BNOTIONS is an innovation agency working with clients in different fields including healthcare, telecom, retail, travel, and multiple verticals. They have also been successful at building their own products and games. Since January 2013, the multi-award winning agency has been using Geckoboard to provide real time reporting to their clients, build a data-driven culture within the agency, and minimise the time spent on reporting tasks. The speed of which BNOTIONS has adopted and leveraged data communication technologies to promote transparency and knowledge-sharing across different teams and accounts has been simply remarkable. Below you'll find a selection of excerpts from our interview with John Maden, Product & Research Analyst at BNOTIONS.

 

How many clients do you share Geckoboard with, and how do you go about defining the metrics that you will both monitor?

We have five clients currently on Geckoboard.
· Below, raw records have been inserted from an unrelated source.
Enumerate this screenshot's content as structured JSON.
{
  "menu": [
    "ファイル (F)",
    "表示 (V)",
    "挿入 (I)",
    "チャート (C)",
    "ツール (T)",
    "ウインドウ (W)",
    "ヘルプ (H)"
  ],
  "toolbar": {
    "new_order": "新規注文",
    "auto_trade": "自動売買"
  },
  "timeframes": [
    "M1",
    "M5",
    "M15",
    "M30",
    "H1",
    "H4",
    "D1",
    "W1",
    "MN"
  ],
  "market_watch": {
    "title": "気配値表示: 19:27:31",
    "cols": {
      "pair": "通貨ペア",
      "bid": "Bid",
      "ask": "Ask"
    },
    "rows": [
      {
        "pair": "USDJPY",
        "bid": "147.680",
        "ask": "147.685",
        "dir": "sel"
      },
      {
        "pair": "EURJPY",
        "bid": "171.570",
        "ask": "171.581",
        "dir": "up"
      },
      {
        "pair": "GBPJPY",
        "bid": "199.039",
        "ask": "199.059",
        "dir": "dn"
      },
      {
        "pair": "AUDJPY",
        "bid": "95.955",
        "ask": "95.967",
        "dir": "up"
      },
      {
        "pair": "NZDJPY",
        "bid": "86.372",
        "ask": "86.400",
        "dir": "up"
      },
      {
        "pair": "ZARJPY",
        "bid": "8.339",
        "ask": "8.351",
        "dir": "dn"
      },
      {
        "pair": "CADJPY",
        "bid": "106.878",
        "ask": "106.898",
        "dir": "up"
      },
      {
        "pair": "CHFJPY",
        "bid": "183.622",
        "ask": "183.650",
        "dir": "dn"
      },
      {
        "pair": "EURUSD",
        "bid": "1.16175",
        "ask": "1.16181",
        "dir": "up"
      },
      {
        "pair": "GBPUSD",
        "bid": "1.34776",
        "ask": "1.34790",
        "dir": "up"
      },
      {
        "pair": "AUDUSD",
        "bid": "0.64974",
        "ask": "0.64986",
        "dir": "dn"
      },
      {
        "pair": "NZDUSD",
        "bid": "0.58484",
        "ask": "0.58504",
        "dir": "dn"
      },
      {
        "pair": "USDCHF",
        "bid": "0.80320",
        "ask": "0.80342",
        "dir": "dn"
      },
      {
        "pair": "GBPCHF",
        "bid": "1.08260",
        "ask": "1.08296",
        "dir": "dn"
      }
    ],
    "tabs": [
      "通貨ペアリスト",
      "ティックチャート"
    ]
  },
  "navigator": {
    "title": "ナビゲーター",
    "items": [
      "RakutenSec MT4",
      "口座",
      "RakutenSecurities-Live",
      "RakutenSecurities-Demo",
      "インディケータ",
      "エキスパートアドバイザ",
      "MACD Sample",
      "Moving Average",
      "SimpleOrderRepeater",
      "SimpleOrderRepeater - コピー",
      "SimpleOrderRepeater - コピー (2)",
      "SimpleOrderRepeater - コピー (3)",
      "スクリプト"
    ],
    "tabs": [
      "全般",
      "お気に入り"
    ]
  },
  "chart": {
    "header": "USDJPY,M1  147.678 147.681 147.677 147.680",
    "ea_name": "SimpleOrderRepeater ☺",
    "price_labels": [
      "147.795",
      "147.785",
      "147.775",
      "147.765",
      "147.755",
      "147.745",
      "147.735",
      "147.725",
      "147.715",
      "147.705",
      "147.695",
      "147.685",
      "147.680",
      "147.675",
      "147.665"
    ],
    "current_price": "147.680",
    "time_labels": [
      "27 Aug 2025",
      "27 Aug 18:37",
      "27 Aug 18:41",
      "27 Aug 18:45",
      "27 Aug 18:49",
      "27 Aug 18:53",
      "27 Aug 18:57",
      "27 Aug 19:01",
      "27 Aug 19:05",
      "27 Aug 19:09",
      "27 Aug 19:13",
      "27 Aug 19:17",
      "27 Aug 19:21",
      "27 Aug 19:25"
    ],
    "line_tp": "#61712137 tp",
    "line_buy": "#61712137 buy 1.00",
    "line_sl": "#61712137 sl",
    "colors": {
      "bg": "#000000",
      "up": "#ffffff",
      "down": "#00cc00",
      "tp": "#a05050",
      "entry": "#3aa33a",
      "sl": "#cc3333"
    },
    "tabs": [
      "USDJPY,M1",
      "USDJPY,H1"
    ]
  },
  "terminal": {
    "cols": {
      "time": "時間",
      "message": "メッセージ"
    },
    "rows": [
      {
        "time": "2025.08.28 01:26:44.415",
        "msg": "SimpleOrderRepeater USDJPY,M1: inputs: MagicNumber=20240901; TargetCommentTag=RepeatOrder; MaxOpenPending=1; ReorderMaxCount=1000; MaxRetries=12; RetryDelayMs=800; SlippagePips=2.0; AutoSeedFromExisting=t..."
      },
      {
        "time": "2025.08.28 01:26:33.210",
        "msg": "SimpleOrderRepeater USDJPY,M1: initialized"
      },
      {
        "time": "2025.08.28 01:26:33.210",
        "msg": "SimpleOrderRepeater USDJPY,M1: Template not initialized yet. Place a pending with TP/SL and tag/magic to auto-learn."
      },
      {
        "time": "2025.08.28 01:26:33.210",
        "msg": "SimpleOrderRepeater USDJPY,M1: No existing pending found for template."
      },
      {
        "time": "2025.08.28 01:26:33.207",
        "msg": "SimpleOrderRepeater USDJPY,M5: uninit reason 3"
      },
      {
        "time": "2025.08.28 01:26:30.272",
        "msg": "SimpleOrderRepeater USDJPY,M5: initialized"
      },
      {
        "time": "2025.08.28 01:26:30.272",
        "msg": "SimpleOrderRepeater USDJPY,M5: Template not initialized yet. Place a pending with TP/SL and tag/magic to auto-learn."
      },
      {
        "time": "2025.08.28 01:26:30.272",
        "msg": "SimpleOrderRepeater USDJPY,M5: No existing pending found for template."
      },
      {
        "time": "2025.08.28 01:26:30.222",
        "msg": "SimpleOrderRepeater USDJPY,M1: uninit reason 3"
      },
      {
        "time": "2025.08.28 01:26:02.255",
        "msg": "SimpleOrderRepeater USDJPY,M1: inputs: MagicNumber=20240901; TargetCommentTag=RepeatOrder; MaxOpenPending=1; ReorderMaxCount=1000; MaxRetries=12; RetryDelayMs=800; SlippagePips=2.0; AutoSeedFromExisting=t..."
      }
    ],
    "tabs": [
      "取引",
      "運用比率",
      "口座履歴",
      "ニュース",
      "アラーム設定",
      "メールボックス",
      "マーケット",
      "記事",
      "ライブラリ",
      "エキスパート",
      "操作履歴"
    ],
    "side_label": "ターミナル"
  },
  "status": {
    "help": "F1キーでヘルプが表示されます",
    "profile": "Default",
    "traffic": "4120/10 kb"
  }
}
And every new client that comes in now also gets signed up on Geckoboard. Usually, about halfway through development, we’ll come up with what we'd like to call our analytics strategy. This identifies the analytics we want to track during each phase of the project. We choose one metric that we want to track closely and the rest of the stats feed into that metric. So, if we notice something that’s wrong with the numbers, we can just quickly look around the boards and in two seconds figure out which area is presenting problems, and then focus on that area and find out what’s wrong with that experience.

Do clients proactively request specific access to data or metrics?

Absolutely. Some of our clients participate in our morning development stand-ups. They’ll bring up information they saw on Geckoboard that night. One client told us, 'So, I was looking at the Geckoboard and I noticed that this number is a little bit off. What’s going on there?' And then, we’ll explain what’s going on with that. Whether we’ve had a push, if there was a sort of shift or she’ll tell us 'I just noticed this is awesome.' And then we just pat ourselves on the back. We don’t approach projects and then move onto the next. We approach everything in phases. During those interim phases, we no longer have to spend the first 15 minutes of a meeting bringing the client up to date with what’s going on with the product, or what successes or failures we had. The clients know this before coming to the meeting. There’s no need to convince them or show them the information because they already understand it. And you’re not wasting all that time building up or revising the past because they already have the information.

Reporting on a project in real time increases transparency, but could create new challenges. How do you manage the relationship with your clients when things go wrong?

Our philosophy with clients is to be completely open. We have always had an open dialogue with them. We admit when we’re making mistakes. The sooner we tackle problems and communicate them, the better. We all want to avoid small problems becoming big problems. Geckoboard really helps us to save 15 minutes to a half an hour every single catch-up meeting with the client. Because they already know how the product is performing.

How did you keep clients updated before you started using Geckoboard? Which tools did you use?

Before, we would gather data and put it together in PowerPoint presentations. And the first five to ten slides on that presentation were about how we were doing before getting into recommendations. Now, those five to ten slides are reduced down to two and we go right to our recommendations because they already understand what’s going on. Now, it just becomes instantly transparent.

Apart from giving access to your clients, do you also display Geckoboard on the wall in the office?

The product team has Geckoboard set up on a 42-inch TV right outside our pod. And it rotates through all the projects that we’re working on. Also, each development team, also has a TV set up that’s dedicated with the project that they’re working on.

Do you think using Geckoboard has made a difference in terms of culture? Has it had any impact in terms of people having conversations around data or metrics?

Yeah. Absolutely. So, there’s actually two interesting ways that it’s sort of had an effect on culture. For one, it becomes the new water cooler - people from different teams will sit there and look at the board and they’ll ask questions. They’re like 'What does this number do? Why is there a difference between this? Why is this number a little bit off this week?' It creates those kinds of conversations. The second one is internal, and we actually have this game called the Geckoboard Pool. We pick a metric and we all just pick a number from where we think it’s going to be on Friday at 4:00, which is our social hour, and then we all throw in a couple of bucks to see who wins.